機械との競争

機械が人間の雇用を奪っている。そんな19世紀からあった話は、これまでの歴史で繰り返し否定されてきた。
科学技術の進歩は新たな雇用を生み出し、結果的により多くの人間を豊かにしている、と。
だがしかし、そんな時代はもう過ぎ去った。コンピューターの登場によって、現在「本当に」人間の雇用が機械に奪われている、というセンセーショナルな主張が本書のメイン。キテレツな装丁、妙に分厚い紙、スカスカなレイアウト、ページ数もとても少なく、書かれている内容は非常に限られているのだが、それでもかなり衝撃的な本。
データに裏打ちされた、(アメリカの)中間層の雇用がコンピューターに奪われ、効率化で出た富は上位の資本家に集中する過程は、昨今の格差社会の姿でもある。
新しい雇用を人間が生み出し、失業者がその職に馴染むより前に、コンピューターの進化のエンジンとなるムーアの法則がその暴力的CPUパワーで効率化と知的労働の置き換えを進めてしまう。コンピューターは指数関数的な進化をするので、その進化の影響も今後さらに急激になっていくだろう、と。

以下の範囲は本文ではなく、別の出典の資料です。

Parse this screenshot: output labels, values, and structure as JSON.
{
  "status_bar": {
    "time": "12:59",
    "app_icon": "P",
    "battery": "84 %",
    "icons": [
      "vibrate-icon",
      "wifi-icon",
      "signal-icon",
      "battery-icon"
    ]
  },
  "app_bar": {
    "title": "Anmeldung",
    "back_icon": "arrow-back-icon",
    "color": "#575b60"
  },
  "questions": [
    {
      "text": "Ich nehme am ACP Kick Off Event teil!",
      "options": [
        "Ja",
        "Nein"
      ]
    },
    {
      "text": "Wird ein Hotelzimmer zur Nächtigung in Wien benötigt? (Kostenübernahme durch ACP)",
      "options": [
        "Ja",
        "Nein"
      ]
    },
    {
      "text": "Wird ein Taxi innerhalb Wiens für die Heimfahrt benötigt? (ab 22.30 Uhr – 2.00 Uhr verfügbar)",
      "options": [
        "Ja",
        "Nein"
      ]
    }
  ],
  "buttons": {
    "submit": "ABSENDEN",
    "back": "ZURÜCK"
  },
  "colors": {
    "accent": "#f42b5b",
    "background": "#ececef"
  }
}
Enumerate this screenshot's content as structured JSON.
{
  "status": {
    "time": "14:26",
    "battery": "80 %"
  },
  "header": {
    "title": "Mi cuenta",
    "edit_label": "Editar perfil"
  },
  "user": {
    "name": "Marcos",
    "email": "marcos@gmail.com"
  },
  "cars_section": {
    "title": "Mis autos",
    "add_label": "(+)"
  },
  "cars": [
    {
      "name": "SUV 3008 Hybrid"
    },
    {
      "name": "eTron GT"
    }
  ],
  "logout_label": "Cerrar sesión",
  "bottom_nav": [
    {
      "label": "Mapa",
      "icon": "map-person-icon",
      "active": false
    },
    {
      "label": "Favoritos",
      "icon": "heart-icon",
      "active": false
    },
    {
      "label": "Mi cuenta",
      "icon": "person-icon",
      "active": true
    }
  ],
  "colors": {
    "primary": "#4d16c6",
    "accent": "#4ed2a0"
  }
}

巻末にそれに対して人間が行うべき施策について提言がなされているが、正直、機械が人間を駆逐するビジョンのクリアさに比べ、未来への提言のほうは、その急激な変化に対して抜本的な対抗策にはとても見えない。まんまディストピア小説のような、苦い読後感を持った。
特に印象に残っているのは、労働力としての「馬」についての話。産業革命時、300数十万の馬が労働力として使われていたが、そこから20年くらいで200万頭以下になってしまったという。このIT革命で、あと10数年で多くの仕事は人間のものではなくなり、人間は馬がたどったような衰退を迎えるのだろうか。持てるスキルが急速に陳腐化している自分にも切実すぎる問題といえる。シリアスゲームの題材にしたいところ。
ところでこのムーアの法則半導体の集積度は18ヶ月で倍々になるという法則)、経済学などではほとんど自明のように使われているが、当の半導体業界ではどうだろうか。新しいCPUは相変わらすハイペースで供給されているが、製造プロセスで問題視されているのは「原子の壁」「光速の壁」だ。空間の最小単位である導線の太さ、時間の最小単位であるクロック数、どちらももはや「物理学的限界」を意識せざるを得ないところまで進化している。それでも尚、ムーアの法則は法則であり続けるだろうか。
個人的には、自分が生きているうちにムーアの法則が崩れ、「人間は一時期、本気で機械と仕事を奪い合っていたんだよ」と笑えるような未来になってほしいと思う。この本が出てから4年経っており、すでに古くなっている*1部分もあるが、今後なにかにつけて振り返る必要がある本だろう。特に、「最近自分の仕事が安く買い叩かれている」と思ってる人は必読。

*1:という事実がすでに、コンピューターの異常な進化速度のあらわれである。